Ultimately, the engineers realized that in order to build modern-day applications on a telco’s core network, they needed to start from scratch with a cloud-native core. Several of these engineers broke away from Telenor in 2017, with Telenor’s blessing, and they formed WG2 with about five people. They have since created a cloud-native mobile core, and they employ about 85 people in 16 different countries.
Prestgard said these days, he hears some operators talking about getting cloud applications as a service. “They go to their normal vendors and say, ‘do what you do, but do it in the cloud.’ That’s actually the worst of both worlds,” he said.

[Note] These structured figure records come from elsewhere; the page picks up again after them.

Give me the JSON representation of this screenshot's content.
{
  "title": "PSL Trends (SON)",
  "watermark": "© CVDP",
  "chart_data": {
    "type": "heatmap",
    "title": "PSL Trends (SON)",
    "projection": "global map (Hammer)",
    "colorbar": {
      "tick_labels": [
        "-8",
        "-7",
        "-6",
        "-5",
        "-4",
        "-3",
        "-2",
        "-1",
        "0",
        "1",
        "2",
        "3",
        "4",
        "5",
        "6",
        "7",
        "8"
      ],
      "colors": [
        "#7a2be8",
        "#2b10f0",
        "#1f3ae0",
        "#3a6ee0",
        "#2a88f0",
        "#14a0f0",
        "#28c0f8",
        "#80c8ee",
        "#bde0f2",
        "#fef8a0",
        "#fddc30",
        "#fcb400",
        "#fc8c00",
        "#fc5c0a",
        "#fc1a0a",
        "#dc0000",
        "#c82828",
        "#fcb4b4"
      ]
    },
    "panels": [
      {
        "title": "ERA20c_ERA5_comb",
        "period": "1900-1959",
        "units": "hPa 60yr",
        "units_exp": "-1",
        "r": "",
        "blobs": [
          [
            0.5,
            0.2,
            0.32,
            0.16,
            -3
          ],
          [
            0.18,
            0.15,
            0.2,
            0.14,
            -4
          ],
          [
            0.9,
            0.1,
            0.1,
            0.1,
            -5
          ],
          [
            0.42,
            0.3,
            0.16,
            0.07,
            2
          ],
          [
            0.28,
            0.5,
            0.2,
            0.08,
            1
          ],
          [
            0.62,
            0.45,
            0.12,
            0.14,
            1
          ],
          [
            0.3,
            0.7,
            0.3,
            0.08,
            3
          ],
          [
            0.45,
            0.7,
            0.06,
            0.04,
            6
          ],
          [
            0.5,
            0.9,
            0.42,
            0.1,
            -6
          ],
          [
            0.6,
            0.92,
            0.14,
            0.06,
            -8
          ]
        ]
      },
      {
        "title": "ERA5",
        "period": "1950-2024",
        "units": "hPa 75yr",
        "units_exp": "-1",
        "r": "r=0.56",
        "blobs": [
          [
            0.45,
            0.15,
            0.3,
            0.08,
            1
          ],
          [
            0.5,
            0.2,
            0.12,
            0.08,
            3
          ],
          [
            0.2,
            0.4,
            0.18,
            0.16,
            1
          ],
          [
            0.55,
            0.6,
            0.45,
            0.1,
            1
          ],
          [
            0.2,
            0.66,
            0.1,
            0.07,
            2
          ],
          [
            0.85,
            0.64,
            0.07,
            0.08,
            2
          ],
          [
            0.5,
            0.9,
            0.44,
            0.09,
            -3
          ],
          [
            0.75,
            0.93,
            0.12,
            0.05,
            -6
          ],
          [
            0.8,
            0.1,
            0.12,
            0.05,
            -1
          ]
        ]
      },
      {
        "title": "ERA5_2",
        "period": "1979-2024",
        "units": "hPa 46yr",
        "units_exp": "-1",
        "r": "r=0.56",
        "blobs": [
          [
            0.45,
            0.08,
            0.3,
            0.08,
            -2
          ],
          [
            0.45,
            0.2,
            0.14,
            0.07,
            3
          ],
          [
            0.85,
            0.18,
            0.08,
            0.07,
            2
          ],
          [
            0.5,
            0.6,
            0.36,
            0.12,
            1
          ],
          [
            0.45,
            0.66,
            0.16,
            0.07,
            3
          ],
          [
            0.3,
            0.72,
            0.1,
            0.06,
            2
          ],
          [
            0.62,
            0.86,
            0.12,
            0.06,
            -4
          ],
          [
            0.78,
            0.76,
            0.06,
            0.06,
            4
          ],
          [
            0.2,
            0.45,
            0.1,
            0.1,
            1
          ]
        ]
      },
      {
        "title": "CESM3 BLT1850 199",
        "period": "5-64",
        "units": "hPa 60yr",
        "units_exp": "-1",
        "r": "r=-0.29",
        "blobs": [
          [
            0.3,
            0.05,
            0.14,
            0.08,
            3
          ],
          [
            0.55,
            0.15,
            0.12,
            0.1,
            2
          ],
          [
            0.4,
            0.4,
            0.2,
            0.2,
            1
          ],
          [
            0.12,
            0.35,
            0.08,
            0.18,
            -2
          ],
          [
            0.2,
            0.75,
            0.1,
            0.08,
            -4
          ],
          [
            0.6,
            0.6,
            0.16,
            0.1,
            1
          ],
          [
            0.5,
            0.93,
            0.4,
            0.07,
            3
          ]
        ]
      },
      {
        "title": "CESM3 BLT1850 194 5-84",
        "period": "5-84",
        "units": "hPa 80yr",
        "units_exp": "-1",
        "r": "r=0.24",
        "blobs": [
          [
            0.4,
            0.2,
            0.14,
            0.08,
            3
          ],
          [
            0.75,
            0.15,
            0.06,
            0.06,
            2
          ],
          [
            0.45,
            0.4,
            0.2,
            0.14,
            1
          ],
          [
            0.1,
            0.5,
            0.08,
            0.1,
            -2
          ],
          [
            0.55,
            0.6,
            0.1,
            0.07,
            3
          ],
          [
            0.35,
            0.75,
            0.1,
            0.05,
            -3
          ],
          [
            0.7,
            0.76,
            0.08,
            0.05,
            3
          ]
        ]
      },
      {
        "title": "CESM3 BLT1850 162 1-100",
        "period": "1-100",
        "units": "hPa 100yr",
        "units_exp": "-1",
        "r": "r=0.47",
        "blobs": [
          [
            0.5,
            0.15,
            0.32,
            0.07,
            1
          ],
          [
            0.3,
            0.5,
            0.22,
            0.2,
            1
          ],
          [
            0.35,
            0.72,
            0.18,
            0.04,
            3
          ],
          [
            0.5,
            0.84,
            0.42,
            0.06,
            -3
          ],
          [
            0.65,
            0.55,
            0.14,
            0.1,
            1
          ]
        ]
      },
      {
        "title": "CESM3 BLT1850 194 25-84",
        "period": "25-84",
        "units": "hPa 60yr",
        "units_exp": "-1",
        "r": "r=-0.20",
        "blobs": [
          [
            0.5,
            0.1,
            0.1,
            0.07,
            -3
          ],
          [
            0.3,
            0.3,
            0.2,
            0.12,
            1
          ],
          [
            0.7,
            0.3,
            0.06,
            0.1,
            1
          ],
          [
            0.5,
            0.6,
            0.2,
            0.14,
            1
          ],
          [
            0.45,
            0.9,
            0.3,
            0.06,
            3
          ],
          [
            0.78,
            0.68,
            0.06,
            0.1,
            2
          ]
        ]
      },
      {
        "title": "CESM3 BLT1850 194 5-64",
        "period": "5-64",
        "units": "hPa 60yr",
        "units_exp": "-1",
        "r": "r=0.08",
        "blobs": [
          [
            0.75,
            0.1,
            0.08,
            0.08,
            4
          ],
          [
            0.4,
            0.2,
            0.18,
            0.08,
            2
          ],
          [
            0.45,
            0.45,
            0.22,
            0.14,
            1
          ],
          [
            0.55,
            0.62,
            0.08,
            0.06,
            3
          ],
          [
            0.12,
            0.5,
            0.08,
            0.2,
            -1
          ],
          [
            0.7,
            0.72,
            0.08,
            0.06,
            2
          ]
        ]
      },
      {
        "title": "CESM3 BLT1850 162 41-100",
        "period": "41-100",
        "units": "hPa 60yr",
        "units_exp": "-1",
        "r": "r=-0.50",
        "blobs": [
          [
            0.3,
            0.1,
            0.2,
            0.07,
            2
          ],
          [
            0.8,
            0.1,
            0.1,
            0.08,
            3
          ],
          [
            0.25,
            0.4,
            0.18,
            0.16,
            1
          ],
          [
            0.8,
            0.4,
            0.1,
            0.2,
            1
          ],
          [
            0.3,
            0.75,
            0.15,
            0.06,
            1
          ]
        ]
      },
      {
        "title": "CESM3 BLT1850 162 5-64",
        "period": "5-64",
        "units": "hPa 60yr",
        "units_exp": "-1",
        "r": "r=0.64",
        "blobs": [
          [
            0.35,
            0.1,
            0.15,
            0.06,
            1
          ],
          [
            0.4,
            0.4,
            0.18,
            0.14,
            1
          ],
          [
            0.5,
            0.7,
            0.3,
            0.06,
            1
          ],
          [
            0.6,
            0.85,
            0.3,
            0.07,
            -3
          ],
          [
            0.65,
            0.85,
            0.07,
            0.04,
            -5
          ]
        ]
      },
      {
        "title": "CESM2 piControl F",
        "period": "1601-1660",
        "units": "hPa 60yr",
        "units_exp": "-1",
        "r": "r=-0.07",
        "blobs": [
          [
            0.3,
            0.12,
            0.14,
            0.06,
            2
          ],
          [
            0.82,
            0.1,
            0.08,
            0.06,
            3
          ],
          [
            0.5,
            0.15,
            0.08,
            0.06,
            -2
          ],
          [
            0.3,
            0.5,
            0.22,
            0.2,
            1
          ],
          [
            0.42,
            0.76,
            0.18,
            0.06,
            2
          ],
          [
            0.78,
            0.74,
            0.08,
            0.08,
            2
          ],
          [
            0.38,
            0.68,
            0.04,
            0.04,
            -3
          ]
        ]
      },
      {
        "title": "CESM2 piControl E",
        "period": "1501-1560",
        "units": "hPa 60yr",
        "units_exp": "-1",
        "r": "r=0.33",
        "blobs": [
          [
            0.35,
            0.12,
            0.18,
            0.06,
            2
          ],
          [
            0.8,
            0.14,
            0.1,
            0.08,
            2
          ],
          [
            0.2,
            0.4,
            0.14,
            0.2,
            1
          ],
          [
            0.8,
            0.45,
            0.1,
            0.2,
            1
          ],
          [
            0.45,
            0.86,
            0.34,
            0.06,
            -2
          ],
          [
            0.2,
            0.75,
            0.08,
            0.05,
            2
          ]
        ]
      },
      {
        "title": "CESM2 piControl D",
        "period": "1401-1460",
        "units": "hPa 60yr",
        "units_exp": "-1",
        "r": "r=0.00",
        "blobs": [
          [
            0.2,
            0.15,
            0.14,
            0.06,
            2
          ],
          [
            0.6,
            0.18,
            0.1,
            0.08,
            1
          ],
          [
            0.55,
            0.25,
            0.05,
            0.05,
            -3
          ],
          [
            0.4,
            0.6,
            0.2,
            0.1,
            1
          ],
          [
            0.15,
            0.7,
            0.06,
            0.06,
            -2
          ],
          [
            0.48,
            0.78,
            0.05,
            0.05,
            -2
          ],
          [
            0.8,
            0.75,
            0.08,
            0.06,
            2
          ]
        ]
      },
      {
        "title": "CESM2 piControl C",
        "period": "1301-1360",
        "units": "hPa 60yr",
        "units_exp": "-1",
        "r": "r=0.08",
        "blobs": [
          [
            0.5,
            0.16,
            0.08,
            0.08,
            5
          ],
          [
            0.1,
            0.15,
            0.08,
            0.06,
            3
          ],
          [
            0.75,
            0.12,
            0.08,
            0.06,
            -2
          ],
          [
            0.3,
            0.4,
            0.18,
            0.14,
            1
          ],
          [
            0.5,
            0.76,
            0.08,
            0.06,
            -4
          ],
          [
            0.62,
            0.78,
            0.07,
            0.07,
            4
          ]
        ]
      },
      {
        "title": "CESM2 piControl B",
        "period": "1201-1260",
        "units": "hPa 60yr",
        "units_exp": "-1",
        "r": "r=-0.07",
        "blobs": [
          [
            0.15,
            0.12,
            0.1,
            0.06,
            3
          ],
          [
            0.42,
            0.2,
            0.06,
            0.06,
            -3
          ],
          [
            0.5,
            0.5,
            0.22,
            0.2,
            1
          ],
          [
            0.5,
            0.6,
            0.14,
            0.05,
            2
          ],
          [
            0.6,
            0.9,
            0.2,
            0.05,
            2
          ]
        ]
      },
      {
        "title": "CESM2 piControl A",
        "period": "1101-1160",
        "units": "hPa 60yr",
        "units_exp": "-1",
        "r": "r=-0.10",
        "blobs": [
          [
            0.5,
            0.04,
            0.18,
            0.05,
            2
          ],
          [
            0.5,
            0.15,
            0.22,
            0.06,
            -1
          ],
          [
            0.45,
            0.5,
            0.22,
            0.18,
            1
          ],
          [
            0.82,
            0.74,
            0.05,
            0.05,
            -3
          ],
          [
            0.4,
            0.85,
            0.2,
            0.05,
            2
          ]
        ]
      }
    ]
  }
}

The WG2 team decided it wouldn’t be sufficient to take a traditional core network and put it on a cloud like AWS. It needed to build a mobile core in the cloud, from the get-go.
Prestgard and his co-founder Werner Eriksen envisioned an “Android for Networks” where they would have “clever hardware and put in an operating system that is common across all this hardware.” Then they would create application programming interfaces (APIs) for developers, who could easily create products.
To date, WG2 has sold its mobile core to a few operators. Telenor uses it for its Vimla MVNO brand. CK Hutchison, which owns 11 MVNOs around the world, uses WG2’s technology. And this week, the Hawaiian MVNO Mobi announced that it was using WG2 for its core network.
WG2’s technology is delivered as software-as-a-service, and customers get an end-to-end service level agreement. It includes operations support system (OSS) software, and it provides an API to connect to business support system (BSS) software from the likes of Amdocs.
Prestgard said it was frustrating to work at a telco that used proprietary equipment for its core network. “This is the fundamental reason operators are challenged; their ability to change is so slow,” he said. “Except for Jio and Rakuten, no operators are able to do anything because of proprietary equipment. They don’t have access to the source code.”
With WG2, any developer can come to its platform and build products. That’s already happened a few times with developers building apps for cloud-based mobile PBX switch-boards, professional voice assistance, network anti-spam products and SMS security products.
What is Microsoft doing with mobile core?
Asked who WG2’s competitors are, Prestgard said it’s the proprietary vendors such as Ericsson and Nokia along with younger vendors such as Mavenir. But nobody is really doing what WG2 is doing.
In 2020 Microsoft bought Affirmed Networks, a company that did mobile core technology. And that same year it also bought Metaswitch, a company with an IMS stack as well as mobile core technology.
Since those acquisitions, we’ve heard nary a peep from Microsoft about what it’s doing with those technologies.
Prestgard said, “Microsoft would be our strongest competitor. And in theory it seems like they’re there. But we’re not seeing them in the market.”
Fierce Wireless reached out to Microsoft asking for a comment about what it’s doing with the Affirmed and Metaswitch technologies.
Shawn Hakl, VP of Azure for Operators at Microsoft, sent this statement: "Microsoft products including Azure private multi-access edge compute (MEC), Azure Private 5G Core, Azure Operator 5G Core, and Azure Communications Gateway all foundationally leverage the technologies from our Metaswitch and Affirmed acquisitions, but are Microsoft first-party offerings scaled with Azure capabilities such as DevOps, security, analytics, and automation."
“Microsoft should be in our throats, but we’re not seeing them,” said Prestgard.